Global perspective Human stories

DR of Congo: UN food agency to resume airlifts to feed war victims

DR of Congo: UN food agency to resume airlifts to feed war victims

The United Nations World Food Programme (WFP) today announced that it was resuming emergency airlift operations – for the third time in the past year – for thousands of people trapped by war in the northern part of the Democratic Republic of Congo (DRC).

WFP said the operation would enable the agency to transport food to at least 24,000 people in the northern Katanga province, which remains cut off by war.

"Tens of thousands of people continue to come out of their hiding places in the woods, attracted by food distributions provided in nutritional centres," said Felix Bamezon, WFP's Representative for DRC. "The majority of these people are women and children whose nutritional status is precarious."

When the war that started in 1998 spilled into Katanga, hundreds of thousands of people fled their homes and sought refuge in the bush.
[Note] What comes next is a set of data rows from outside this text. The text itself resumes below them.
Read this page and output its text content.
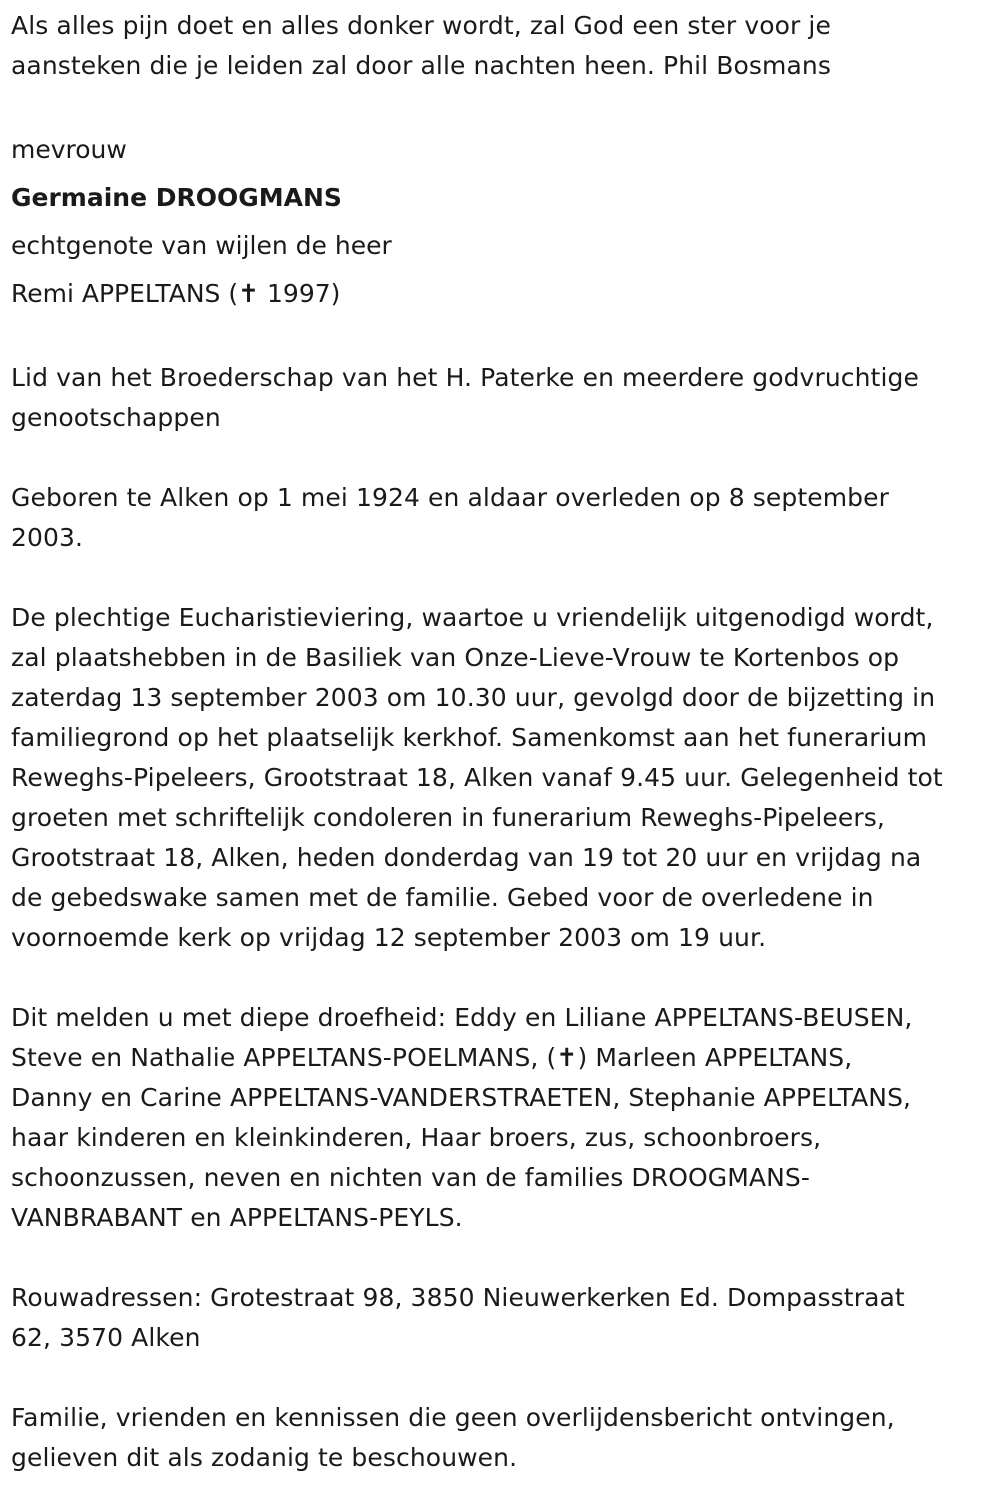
Als alles pijn doet en alles donker wordt, zal God een ster voor je
aansteken die je leiden zal door alle nachten heen. Phil Bosmans
mevrouw
Germaine DROOGMANS
echtgenote van wijlen de heer
Remi APPELTANS (✝ 1997)
Lid van het Broederschap van het H. Paterke en meerdere godvruchtige
genootschappen
Geboren te Alken op 1 mei 1924 en aldaar overleden op 8 september
2003.
De plechtige Eucharistieviering, waartoe u vriendelijk uitgenodigd wordt,
zal plaatshebben in de Basiliek van Onze-Lieve-Vrouw te Kortenbos op
zaterdag 13 september 2003 om 10.30 uur, gevolgd door de bijzetting in
familiegrond op het plaatselijk kerkhof. Samenkomst aan het funerarium
Reweghs-Pipeleers, Grootstraat 18, Alken vanaf 9.45 uur. Gelegenheid tot
groeten met schriftelijk condoleren in funerarium Reweghs-Pipeleers,
Grootstraat 18, Alken, heden donderdag van 19 tot 20 uur en vrijdag na
de gebedswake samen met de familie. Gebed voor de overledene in
voornoemde kerk op vrijdag 12 september 2003 om 19 uur.
Dit melden u met diepe droefheid: Eddy en Liliane APPELTANS-BEUSEN,
Steve en Nathalie APPELTANS-POELMANS, (✝) Marleen APPELTANS,
Danny en Carine APPELTANS-VANDERSTRAETEN, Stephanie APPELTANS,
haar kinderen en kleinkinderen, Haar broers, zus, schoonbroers,
schoonzussen, neven en nichten van de families DROOGMANS-
VANBRABANT en APPELTANS-PEYLS.
Rouwadressen: Grotestraat 98, 3850 Nieuwerkerken Ed. Dompasstraat
62, 3570 Alken
Familie, vrienden en kennissen die geen overlijdensbericht ontvingen,
gelieven dit als zodanig te beschouwen.
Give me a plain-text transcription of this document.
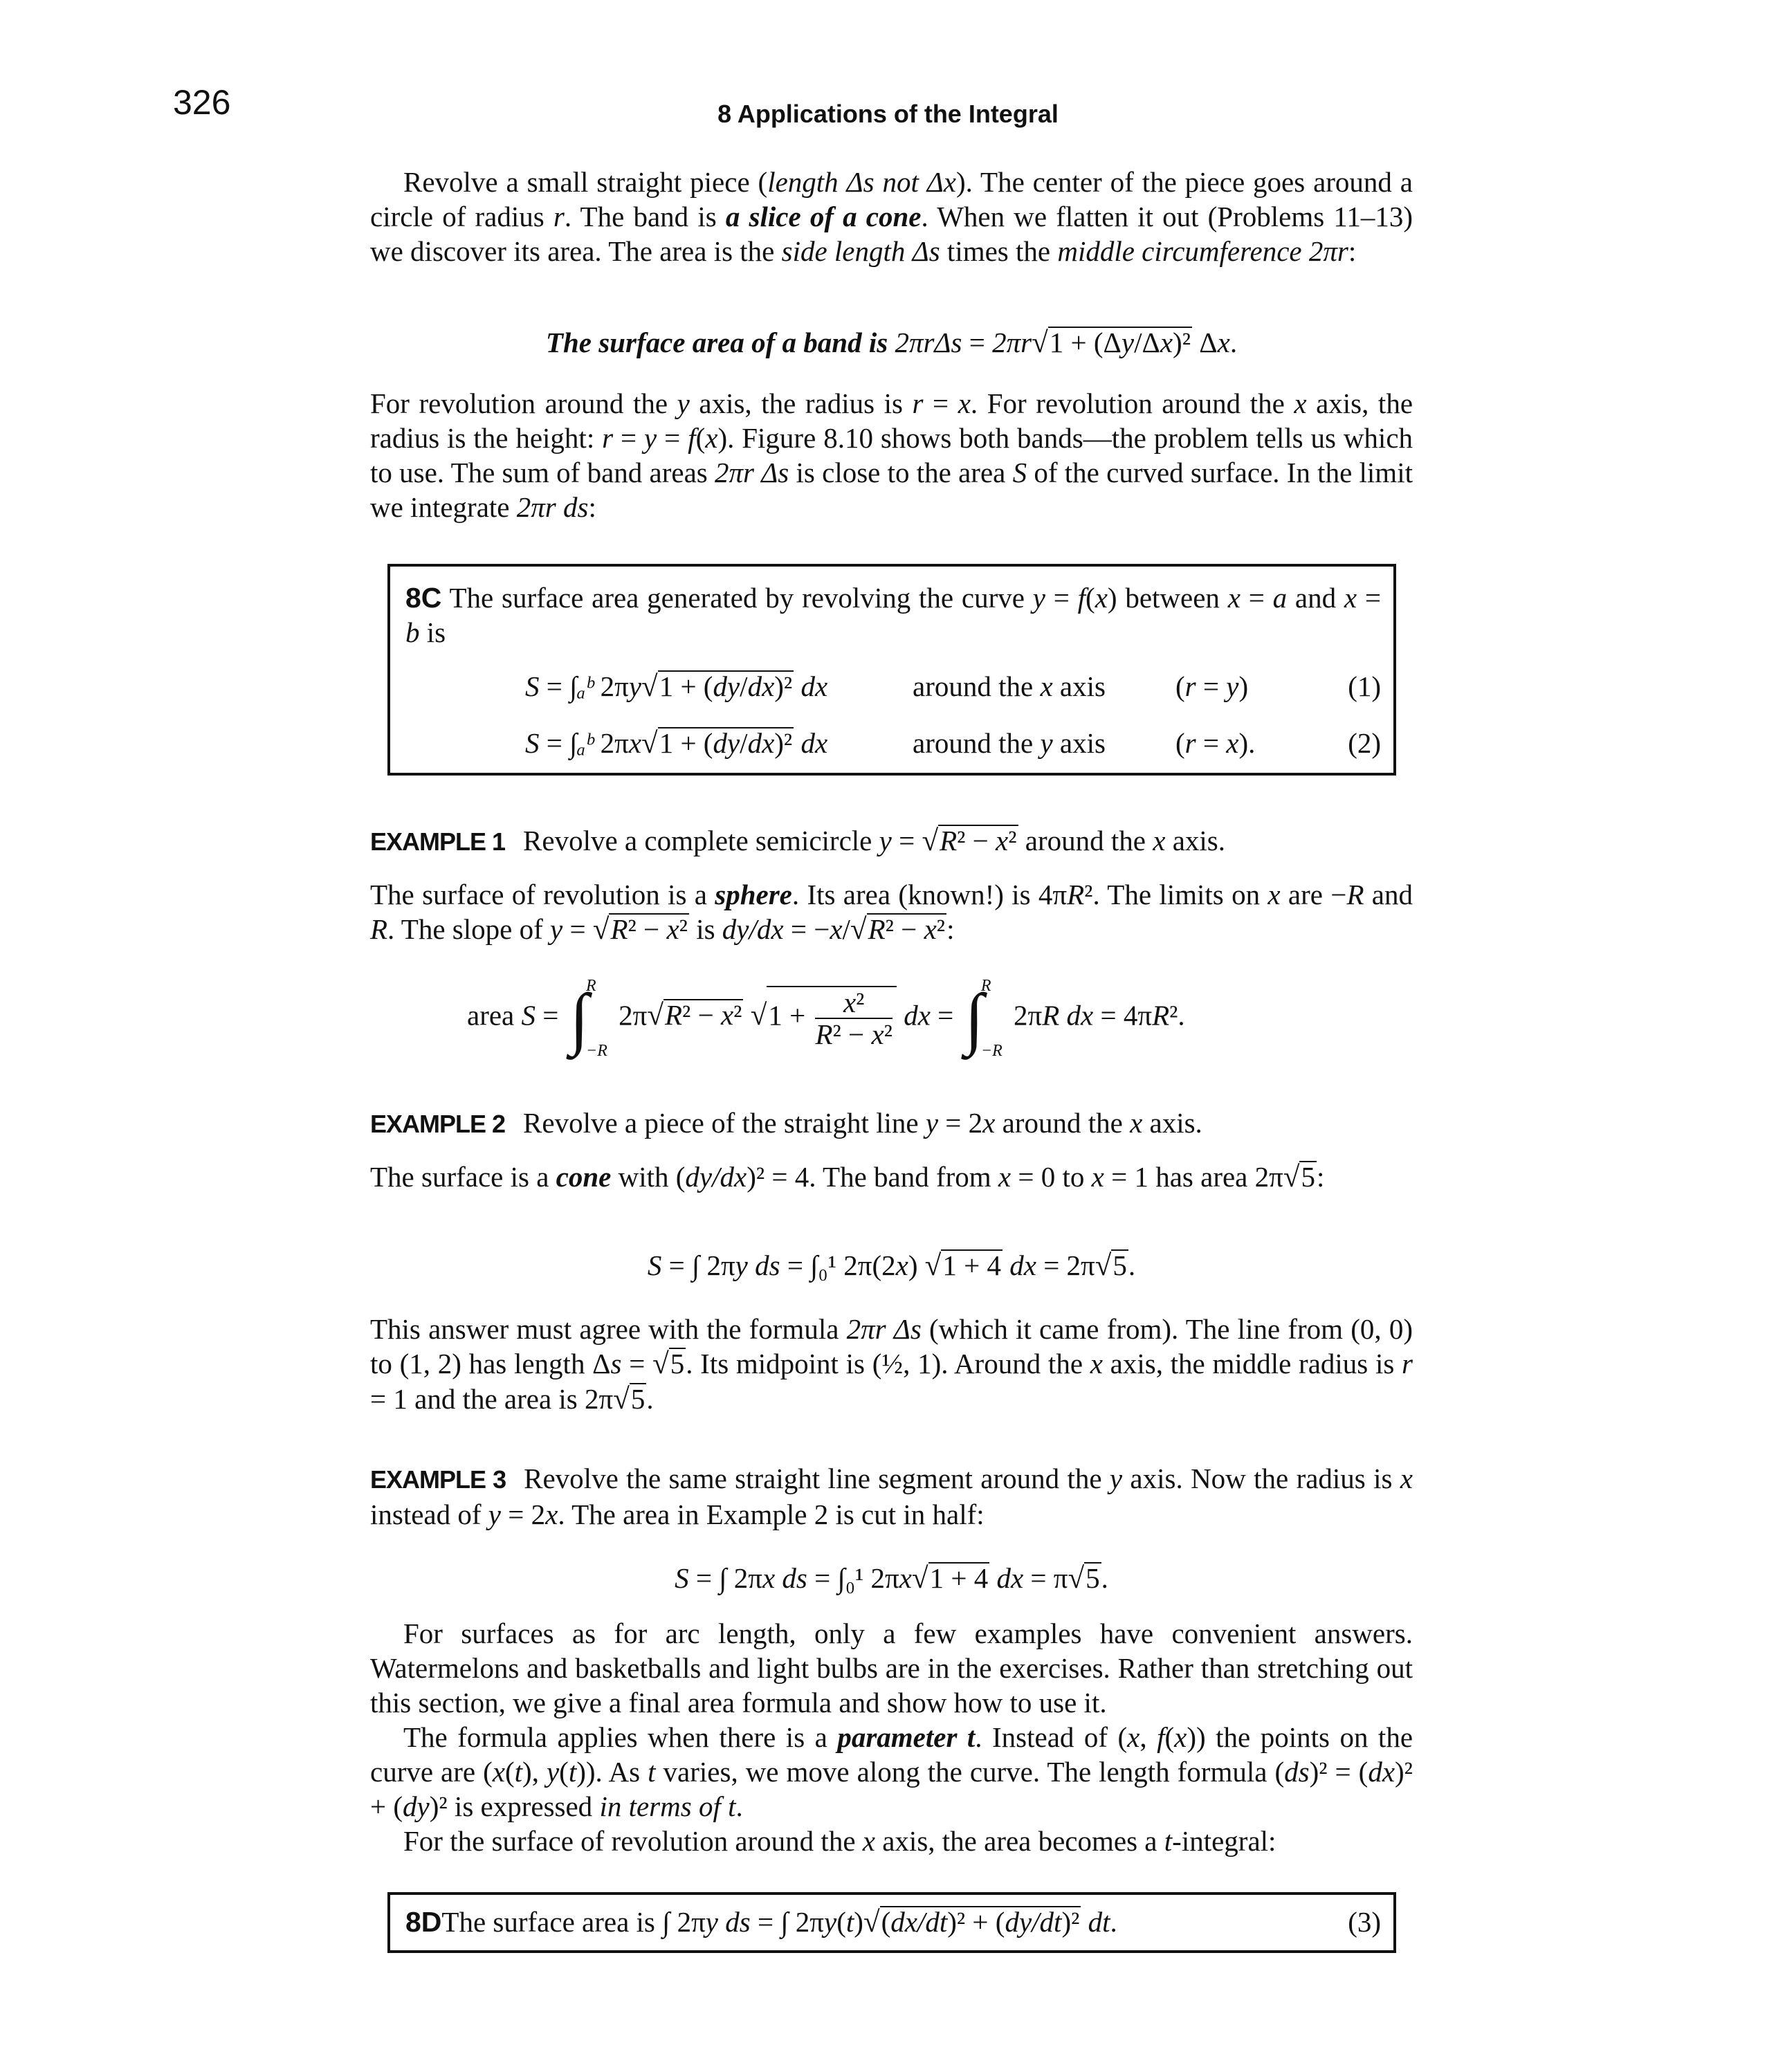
326	8 Applications of the Integral
Revolve a small straight piece (length Δs not Δx). The center of the piece goes around a circle of radius r. The band is a slice of a cone. When we flatten it out (Problems 11–13) we discover its area. The area is the side length Δs times the middle circumference 2πr:
The surface area of a band is 2πrΔs = 2πr√1 + (Δy/Δx)² Δx.
For revolution around the y axis, the radius is r = x. For revolution around the x axis, the radius is the height: r = y = f(x). Figure 8.10 shows both bands—the problem tells us which to use. The sum of band areas 2πr Δs is close to the area S of the curved surface. In the limit we integrate 2πr ds:
8C The surface area generated by revolving the curve y = f(x) between x = a and x = b is
S = ∫ₐᵇ 2πy√1 + (dy/dx)² dx	around the x axis	(r = y)	(1)
S = ∫ₐᵇ 2πx√1 + (dy/dx)² dx	around the y axis	(r = x).	(2)
EXAMPLE 1 Revolve a complete semicircle y = √R² − x² around the x axis.
The surface of revolution is a sphere. Its area (known!) is 4πR². The limits on x are −R and R. The slope of y = √R² − x² is dy/dx = −x/√R² − x²:
area S = ∫
R
−R
2π√R² − x² $√1 + \frac{\text{x²}}{\text{R² − x²}}$ dx = ∫
R
−R
2πR dx = 4πR².
EXAMPLE 2 Revolve a piece of the straight line y = 2x around the x axis.
The surface is a cone with (dy/dx)² = 4. The band from x = 0 to x = 1 has area 2π√5:
S = ∫ 2πy ds = ∫₀¹ 2π(2x) √1 + 4 dx = 2π√5.
This answer must agree with the formula 2πr Δs (which it came from). The line from (0, 0) to (1, 2) has length Δs = √5. Its midpoint is (½, 1). Around the x axis, the middle radius is r = 1 and the area is 2π√5.
EXAMPLE 3 Revolve the same straight line segment around the y axis. Now the radius is x instead of y = 2x. The area in Example 2 is cut in half:
S = ∫ 2πx ds = ∫₀¹ 2πx√1 + 4 dx = π√5.
For surfaces as for arc length, only a few examples have convenient answers. Watermelons and basketballs and light bulbs are in the exercises. Rather than stretching out this section, we give a final area formula and show how to use it.
The formula applies when there is a parameter t. Instead of (x, f(x)) the points on the curve are (x(t), y(t)). As t varies, we move along the curve. The length formula (ds)² = (dx)² + (dy)² is expressed in terms of t.
For the surface of revolution around the x axis, the area becomes a t-integral:
8D The surface area is ∫ 2πy ds = ∫ 2πy(t)√(dx/dt)² + (dy/dt)² dt.	(3)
The deployment of UN peacekeeping forces encouraged thousands to emerge from their rural hiding places and seek aid in urban centres.

The current WFP airlift, costing $950,000, will provide 1,100 tons of urgently needed maize meal, pulses, corn soya blend, vegetable oil, sugar and salt to feeding centres in eight villages.

Despite the success of the earlier airlifts, and the one under way, WFP said it was deeply concerned about hundreds of thousands of people still living in isolated villages without food. As frontline fighting in the area continues, the villagers' fields are regularly plundered by various armed forces operating in the area.